Джим собирался сказать что-то еще, но в это мгновение кольцо линя дернулось под его ногой, и он победоносно закричал:
– Джули стучится в дверь! Ну же, вперед, Большая Джули!
Он бросил весло и схватился за линь. Напряженно держа его обеими руками, Джим понемногу отпускал его, готовый натянуть в подходящий момент. Его спутники, не дожидаясь приказа, вытащили из воды свои снасти и взялись за весла. Оба они знали, что сейчас чрезвычайно важно дать Джиму простор открытой воды, где он мог бы сразиться с по-настоящему огромной рыбой.
– Ну же, ну, моя красотка! – шептал Джим, осторожно придерживая линь. Он пока ничего не чувствовал, кроме мягкого нажима течения. – Иди сюда, дорогуша! Папа тебя любит! – приговаривал он.
Потом он ощутил, как линь дернулся – мягко, почти незаметно. Каждый нерв в его теле откликнулся на это, натянувшись до предела.
– Она там. Она там!
Линь снова обвис.
– Эй, не бросай меня, красавица! Пожалуйста, не уходи!
Джим наклонился через борт ялика, подняв линь повыше, чтобы тот прямо из его руки опускался в зеленую круговерть воды. Двое других наблюдали за ним, боясь даже дышать. Потом вдруг они увидели, как поднятая правая рука Джима резко дернулась вниз, явно увлекаемая некоей огромной тяжестью.
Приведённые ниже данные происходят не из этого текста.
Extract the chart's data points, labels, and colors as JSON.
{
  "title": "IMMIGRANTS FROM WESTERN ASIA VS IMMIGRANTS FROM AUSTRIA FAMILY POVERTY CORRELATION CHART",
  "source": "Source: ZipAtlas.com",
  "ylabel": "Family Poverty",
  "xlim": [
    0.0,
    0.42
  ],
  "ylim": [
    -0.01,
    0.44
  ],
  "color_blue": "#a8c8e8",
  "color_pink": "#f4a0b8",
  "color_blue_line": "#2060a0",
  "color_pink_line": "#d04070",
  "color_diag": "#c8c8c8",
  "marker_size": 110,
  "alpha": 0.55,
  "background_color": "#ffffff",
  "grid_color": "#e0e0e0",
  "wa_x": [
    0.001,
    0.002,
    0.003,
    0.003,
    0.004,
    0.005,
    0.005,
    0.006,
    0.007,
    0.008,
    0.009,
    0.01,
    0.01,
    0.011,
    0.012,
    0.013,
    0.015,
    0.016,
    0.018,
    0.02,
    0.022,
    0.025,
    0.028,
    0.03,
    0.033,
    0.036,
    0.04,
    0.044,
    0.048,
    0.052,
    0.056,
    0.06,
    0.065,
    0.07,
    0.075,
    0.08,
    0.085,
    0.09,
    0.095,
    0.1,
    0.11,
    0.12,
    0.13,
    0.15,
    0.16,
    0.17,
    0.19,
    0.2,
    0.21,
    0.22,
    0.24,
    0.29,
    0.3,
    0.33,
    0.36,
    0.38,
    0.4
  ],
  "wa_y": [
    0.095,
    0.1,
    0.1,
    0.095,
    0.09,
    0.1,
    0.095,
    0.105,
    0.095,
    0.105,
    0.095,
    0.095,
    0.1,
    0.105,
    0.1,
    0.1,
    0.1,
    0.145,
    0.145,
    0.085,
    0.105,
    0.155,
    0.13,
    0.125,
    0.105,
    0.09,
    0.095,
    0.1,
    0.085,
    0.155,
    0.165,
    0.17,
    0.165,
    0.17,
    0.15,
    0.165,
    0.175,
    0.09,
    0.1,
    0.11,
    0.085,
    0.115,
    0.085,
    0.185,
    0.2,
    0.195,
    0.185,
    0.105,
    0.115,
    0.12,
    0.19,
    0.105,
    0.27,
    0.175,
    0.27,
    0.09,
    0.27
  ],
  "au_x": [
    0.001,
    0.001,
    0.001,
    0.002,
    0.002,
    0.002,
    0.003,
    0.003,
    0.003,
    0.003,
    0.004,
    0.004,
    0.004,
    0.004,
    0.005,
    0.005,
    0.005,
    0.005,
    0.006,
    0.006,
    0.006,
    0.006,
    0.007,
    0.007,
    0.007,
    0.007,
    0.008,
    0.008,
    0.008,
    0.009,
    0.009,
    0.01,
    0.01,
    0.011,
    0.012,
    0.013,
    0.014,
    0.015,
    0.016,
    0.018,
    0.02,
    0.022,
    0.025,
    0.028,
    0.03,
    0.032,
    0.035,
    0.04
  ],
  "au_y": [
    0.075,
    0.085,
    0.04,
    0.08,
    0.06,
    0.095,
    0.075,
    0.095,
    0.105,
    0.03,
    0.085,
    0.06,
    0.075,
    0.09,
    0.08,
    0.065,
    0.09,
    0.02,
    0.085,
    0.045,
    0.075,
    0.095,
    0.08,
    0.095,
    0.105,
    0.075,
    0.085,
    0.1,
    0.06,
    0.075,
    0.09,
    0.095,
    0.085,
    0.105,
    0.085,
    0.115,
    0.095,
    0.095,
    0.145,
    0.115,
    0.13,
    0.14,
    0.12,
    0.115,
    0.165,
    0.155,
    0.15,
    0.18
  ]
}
Они видели, как напряглись мышцы этой руки, словно мускулы тела гадюки, готовой к броску; ни один не произнес ни звука и не пошевелился, глядя, как держащая линь рука уже почти коснулась поверхности моря.
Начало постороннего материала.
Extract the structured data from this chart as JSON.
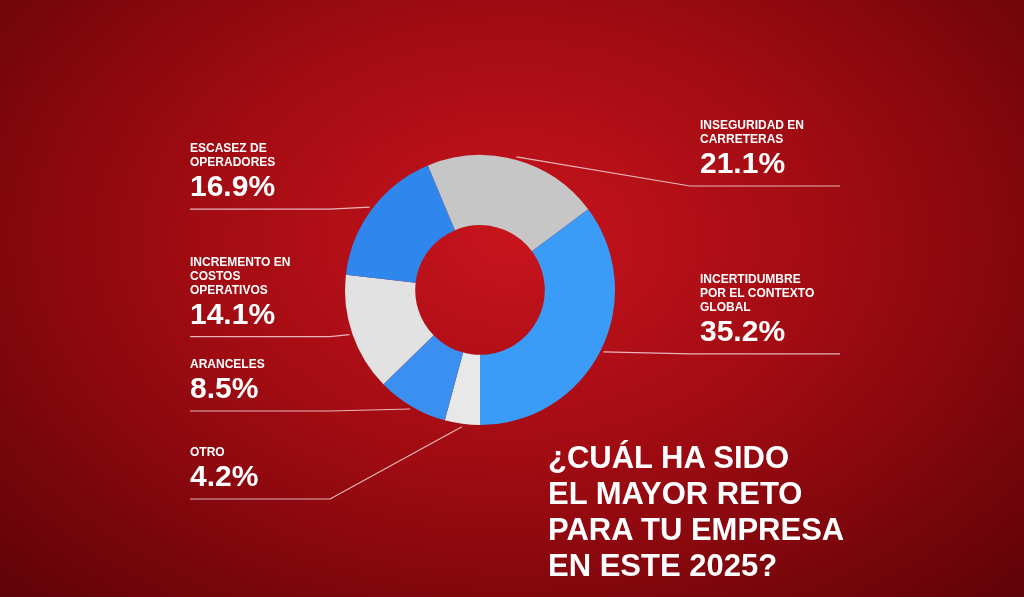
{
  "chart_data": {
    "type": "donut",
    "title": "¿CUÁL HA SIDO EL MAYOR RETO PARA TU EMPRESA EN ESTE 2025?",
    "categories": [
      "OTRO",
      "ARANCELES",
      "INCREMENTO EN COSTOS OPERATIVOS",
      "ESCASEZ DE OPERADORES",
      "INSEGURIDAD EN CARRETERAS",
      "INCERTIDUMBRE POR EL CONTEXTO GLOBAL"
    ],
    "values": [
      4.2,
      8.5,
      14.1,
      16.9,
      21.1,
      35.2
    ],
    "value_labels": [
      "4.2%",
      "8.5%",
      "14.1%",
      "16.9%",
      "21.1%",
      "35.2%"
    ],
    "colors": [
      "#e8e8e8",
      "#3b8ff0",
      "#e2e2e2",
      "#2f86ec",
      "#c6c6c6",
      "#3a9cf6"
    ]
  }
}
– Да! – тихо выдохнул Джим. – Сейчас!
Он отклонился назад, всем своим весом натягивая линь.
– Да! Да, да!
С каждым возгласом он натягивал линь, перебирая его руками, правой, левой, правой, левой… Но тот не поддавался даже силе Джима.
– Это, скорее всего, не рыба, – сказал наконец Мансур. – Никакая рыба не может обладать такой силой. Ты, наверное, зацепился за дно.
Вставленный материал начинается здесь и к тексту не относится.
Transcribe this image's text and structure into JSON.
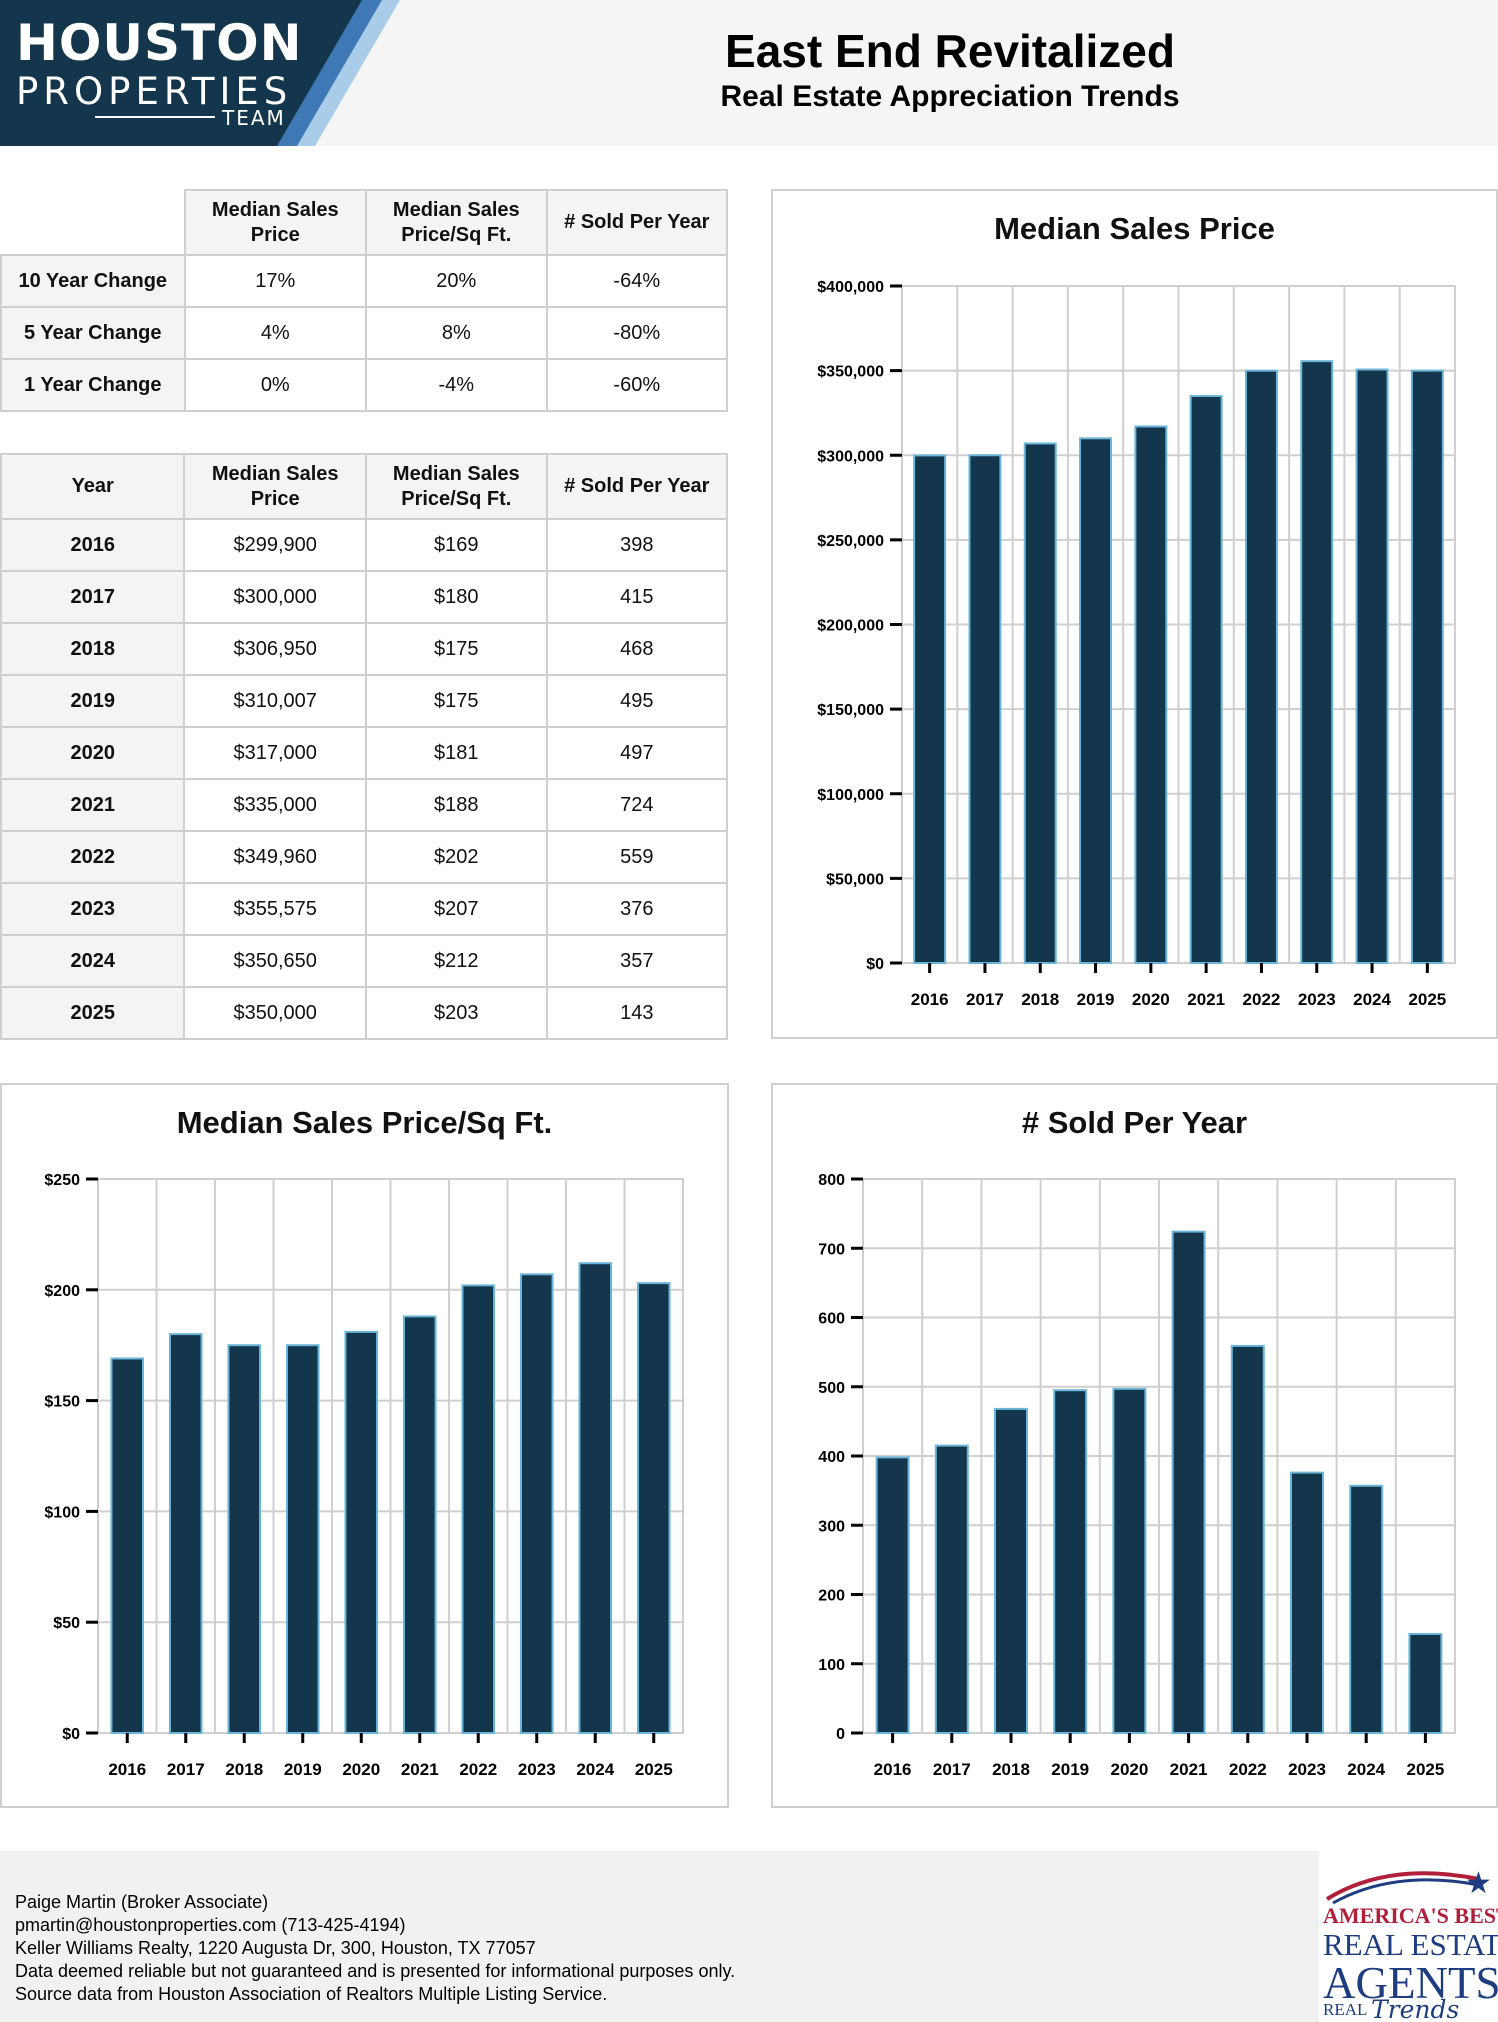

Джим не ответил. Он тянул линь изо всех сил, упираясь коленями в планшир, чтобы не потерять равновесие. Он стиснул зубы, лицо налилось кровью, глаза, казалось, готовились выскочить из орбит.
– Беритесь тоже! – выдохнул он.
Двое юношей бросились ему на помощь, но не успели добраться до кормы, когда Джим упал и растянулся у борта. Линь скользил между его пальцами; они почуяли запах обожженной кожи, срываемой с его ладоней.
Джим заорал от боли, но хватку не ослабил. С огромным усилием он сумел забросить линь за край фальшборта и попытался закрепить его там. Но лишь потерял еще больше кожи с ладоней, а костяшки его пальцев с силой ударились о дерево. Одной рукой Джим сдернул с головы шапку, чтобы воспользоваться ею как перчаткой, когда удерживал линь.
Теперь уже все трое парней кричали как сумасшедшие:
– Дай руку! Хватай конец!
– Отпусти его! Ты крюк разогнешь!
– Возьми ведро! Поливай водой! Линь вот-вот загорится!
Зама наконец сумел подсунуть под линь обе руки, но даже их общей силой они не смогли остановить движение огромной рыбы. Линь шипел, натягиваясь, и они ощущали через него, как колотится громадный хвост.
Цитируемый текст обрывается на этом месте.